BRANSON, Mo. — “Grab the baby!”
Those were the last words Tia Coleman recalls her sister-in-law yelling before the tourist boat they were on capsized in stormy weather and sank into a Missouri lake, killing 17 people, including nine of Coleman’s family members.
A huge wave hit, scattering passengers on the vessel known as a duck boat into Table Rock Lake near Branson, Coleman said, recounting the ordeal from a hospital bed. When the Indianapolis woman came up for air, she was alone. She prayed.
“I said, ‘Jesus please keep me, just keep me so I can get to my children,’” Coleman told television station KOLR.
She spotted a rescue boat and swam as fast as she could.
Coleman’s husband and three children, ages 9, 7 and 1; her 45-year-old sister-in-law and 2-year-old nephew; her mother-in-law and father-in-law and her husband’s uncle all died Thursday night in the deadliest accident of its kind in nearly two decades.

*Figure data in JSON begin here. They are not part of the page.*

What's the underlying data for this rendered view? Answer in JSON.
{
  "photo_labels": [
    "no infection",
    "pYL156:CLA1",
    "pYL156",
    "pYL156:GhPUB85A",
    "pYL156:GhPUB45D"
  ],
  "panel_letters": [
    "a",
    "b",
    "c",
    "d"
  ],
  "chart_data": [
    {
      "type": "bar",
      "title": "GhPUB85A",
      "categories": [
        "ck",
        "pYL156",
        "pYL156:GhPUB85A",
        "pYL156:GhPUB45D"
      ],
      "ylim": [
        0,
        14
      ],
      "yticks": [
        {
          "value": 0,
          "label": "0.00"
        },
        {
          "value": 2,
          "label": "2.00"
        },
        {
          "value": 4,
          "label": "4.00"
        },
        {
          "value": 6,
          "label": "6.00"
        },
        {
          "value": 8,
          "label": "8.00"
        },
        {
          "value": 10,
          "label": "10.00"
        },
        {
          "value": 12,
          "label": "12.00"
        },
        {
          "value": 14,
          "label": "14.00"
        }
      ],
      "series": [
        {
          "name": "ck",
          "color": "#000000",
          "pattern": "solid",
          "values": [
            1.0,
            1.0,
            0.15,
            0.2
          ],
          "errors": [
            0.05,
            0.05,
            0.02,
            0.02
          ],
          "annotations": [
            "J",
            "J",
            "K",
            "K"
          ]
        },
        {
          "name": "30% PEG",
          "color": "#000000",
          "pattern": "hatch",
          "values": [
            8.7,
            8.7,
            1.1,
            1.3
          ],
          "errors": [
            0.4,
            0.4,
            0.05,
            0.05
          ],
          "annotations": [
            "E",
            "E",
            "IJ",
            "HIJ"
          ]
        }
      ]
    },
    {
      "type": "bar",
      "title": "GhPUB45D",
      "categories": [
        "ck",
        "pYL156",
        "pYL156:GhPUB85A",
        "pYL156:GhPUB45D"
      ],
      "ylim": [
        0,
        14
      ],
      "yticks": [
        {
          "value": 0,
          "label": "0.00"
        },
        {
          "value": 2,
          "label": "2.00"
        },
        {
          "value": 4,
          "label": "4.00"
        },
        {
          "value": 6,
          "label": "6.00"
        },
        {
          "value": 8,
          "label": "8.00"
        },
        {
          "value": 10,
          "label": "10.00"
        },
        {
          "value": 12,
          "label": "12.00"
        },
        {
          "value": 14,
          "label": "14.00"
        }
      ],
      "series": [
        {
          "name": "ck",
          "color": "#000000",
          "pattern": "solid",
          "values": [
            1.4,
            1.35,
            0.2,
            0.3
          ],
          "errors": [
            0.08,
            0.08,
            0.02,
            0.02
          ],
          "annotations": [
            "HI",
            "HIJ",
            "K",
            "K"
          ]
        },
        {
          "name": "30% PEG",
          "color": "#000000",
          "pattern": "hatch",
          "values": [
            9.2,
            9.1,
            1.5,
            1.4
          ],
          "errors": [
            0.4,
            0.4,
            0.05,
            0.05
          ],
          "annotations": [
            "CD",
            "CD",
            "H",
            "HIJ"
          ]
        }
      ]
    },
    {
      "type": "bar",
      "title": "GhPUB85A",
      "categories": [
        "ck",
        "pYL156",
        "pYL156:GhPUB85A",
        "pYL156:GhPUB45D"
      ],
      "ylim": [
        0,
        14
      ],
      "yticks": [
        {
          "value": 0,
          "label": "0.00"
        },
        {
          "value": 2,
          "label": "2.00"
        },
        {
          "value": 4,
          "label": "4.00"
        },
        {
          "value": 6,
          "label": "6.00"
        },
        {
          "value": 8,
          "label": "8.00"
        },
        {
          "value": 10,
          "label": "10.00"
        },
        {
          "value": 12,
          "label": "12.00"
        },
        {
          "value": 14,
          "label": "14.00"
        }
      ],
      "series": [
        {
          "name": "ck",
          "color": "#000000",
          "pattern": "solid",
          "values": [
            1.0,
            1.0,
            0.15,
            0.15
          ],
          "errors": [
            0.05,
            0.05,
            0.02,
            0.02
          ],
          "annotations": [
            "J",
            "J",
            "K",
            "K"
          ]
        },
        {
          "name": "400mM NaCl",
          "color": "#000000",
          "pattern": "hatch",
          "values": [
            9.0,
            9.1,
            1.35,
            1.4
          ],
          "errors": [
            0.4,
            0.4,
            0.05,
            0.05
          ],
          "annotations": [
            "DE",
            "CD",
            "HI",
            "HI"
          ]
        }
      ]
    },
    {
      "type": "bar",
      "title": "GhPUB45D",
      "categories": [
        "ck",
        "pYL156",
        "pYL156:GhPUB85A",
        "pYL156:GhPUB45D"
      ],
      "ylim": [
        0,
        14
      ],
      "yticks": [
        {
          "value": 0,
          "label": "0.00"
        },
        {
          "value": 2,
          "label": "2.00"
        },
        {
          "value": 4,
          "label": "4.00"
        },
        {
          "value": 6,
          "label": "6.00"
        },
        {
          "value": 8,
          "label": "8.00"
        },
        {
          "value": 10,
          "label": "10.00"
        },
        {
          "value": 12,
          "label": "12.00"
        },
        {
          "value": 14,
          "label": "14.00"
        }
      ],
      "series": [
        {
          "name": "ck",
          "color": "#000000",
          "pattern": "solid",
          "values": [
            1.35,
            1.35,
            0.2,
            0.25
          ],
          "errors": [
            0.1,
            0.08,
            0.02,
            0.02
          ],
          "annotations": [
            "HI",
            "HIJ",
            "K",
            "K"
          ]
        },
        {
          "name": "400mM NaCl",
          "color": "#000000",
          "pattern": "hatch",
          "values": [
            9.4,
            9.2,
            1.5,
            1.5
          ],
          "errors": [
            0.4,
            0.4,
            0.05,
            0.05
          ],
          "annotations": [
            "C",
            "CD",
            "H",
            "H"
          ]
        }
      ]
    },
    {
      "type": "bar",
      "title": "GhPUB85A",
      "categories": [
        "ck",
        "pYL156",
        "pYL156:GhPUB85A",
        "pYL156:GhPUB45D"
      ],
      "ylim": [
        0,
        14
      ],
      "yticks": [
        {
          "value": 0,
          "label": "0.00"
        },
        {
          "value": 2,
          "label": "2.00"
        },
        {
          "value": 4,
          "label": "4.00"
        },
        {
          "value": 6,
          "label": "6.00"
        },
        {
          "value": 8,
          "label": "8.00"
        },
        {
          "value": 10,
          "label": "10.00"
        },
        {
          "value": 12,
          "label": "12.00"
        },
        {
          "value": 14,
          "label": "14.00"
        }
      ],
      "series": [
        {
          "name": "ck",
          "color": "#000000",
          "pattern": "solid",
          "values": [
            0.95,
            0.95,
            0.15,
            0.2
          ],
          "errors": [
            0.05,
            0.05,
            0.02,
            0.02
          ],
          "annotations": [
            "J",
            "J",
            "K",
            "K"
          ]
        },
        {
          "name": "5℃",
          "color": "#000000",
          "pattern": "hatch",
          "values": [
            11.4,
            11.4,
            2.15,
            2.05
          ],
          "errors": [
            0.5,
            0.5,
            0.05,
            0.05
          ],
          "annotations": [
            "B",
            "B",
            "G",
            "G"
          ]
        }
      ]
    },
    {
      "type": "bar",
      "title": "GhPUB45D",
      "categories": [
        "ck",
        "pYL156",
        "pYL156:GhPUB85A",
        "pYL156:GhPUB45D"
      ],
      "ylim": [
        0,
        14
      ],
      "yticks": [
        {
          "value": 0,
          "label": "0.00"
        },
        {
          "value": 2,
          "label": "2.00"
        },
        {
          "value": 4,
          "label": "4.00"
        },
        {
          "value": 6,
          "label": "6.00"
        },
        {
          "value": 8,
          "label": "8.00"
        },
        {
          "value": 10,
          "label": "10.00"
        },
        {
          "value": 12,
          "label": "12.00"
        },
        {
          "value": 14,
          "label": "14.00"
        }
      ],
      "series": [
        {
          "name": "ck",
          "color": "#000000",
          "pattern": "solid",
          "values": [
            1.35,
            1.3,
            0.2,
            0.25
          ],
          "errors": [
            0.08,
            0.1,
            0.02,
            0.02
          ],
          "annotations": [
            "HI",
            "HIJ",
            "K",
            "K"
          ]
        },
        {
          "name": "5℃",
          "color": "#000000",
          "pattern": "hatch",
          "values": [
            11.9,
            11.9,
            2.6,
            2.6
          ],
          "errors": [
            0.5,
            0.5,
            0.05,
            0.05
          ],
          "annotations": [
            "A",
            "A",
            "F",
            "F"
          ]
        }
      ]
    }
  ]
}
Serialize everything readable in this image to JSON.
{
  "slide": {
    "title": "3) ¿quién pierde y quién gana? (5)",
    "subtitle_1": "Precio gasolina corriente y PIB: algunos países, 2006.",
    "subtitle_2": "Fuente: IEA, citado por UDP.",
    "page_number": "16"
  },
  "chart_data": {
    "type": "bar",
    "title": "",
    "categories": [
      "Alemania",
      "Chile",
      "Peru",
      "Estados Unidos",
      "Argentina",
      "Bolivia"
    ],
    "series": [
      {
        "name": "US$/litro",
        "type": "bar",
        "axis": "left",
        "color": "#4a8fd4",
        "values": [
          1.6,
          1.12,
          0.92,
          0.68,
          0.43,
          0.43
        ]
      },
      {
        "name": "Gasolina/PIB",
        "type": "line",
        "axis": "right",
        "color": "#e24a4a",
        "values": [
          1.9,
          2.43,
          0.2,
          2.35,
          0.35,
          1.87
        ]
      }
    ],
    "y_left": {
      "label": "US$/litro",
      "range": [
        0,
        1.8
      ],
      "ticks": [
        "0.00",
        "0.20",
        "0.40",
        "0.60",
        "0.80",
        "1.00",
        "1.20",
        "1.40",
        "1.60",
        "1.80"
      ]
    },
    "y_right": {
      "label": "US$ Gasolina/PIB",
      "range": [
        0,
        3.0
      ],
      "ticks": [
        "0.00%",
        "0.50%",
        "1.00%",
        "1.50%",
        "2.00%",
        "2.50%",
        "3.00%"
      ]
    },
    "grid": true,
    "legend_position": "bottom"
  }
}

Others killed included a Missouri couple who had just celebrated a birthday; another Missouri couple who were on what was planned as their last extended vacation; an Illinois woman who died while saving her granddaughter’s life; an Arkansas father and son; and a retired pastor who was the boat’s operator.
Branson Mayor Karen Best said Bob Williams, 73, the boat driver, was known by many as “Captain Bob” and was a “great ambassador” for the city. “He was at every event. He knew everyone. He was always promoting Branson,” Best said.
Williams’ family in Rhode Island, where he’d lived for decades before retiring to Branson, remembered him as a deeply religious man who founded a local church.
“Pastor Bob was a prince of a man, loving, kind and generous, whose loss to our family is incalculable,” said Williams’ son-in-law, Bishop Jeffery Williams, who now leads King’s Cathedral in Providence.
“I truly believe in my heart that he died trying to save those people,” one of Williams’ neighbors, Charlie “Ray” Revill, said at a vigil Friday night. “Bob Williams was the finest man I’ve ever known.”
Others killed included 65-year-old William Bright and his 63-year-old wife, Janice. The couple had recently celebrated their 45th wedding anniversary and had talked about Branson being one of their last big trips, recalled neighbor Barbara Beck.
The couple moved to Higginsville from Kansas City, Missouri, three years earlier to be closer to a daughter and grandchildren and quickly embraced small-town life.
William Bright’s final public Facebook posting noted the wedding anniversary and how happy he was with his wife, three kids and 16 grandchildren. Life, he wrote, had “been a lot of fun.”
Another Missouri couple killed in the accident were 69-year-old William Asher and 68-year-old Rosemarie Hamann. The St. Louis-area couple had been celebrating Hamann’s birthday earlier in the week. In a final Facebook photo posted by Hamann, he’s sticking his tongue out and she’s smiling.
“I can only imagine what they were going through. They were so in love. It’s just heartbreaking,” said friend Russ McKay, who said talked to Hamann the day before the accident.
State and federal investigators were trying to determine what sent the vessel, originally built for military use in World War II, to its demise.
An initial assessment blamed thunderstorms and winds that approached hurricane strength, but it wasn’t clear why the amphibious vehicle even ventured into the water.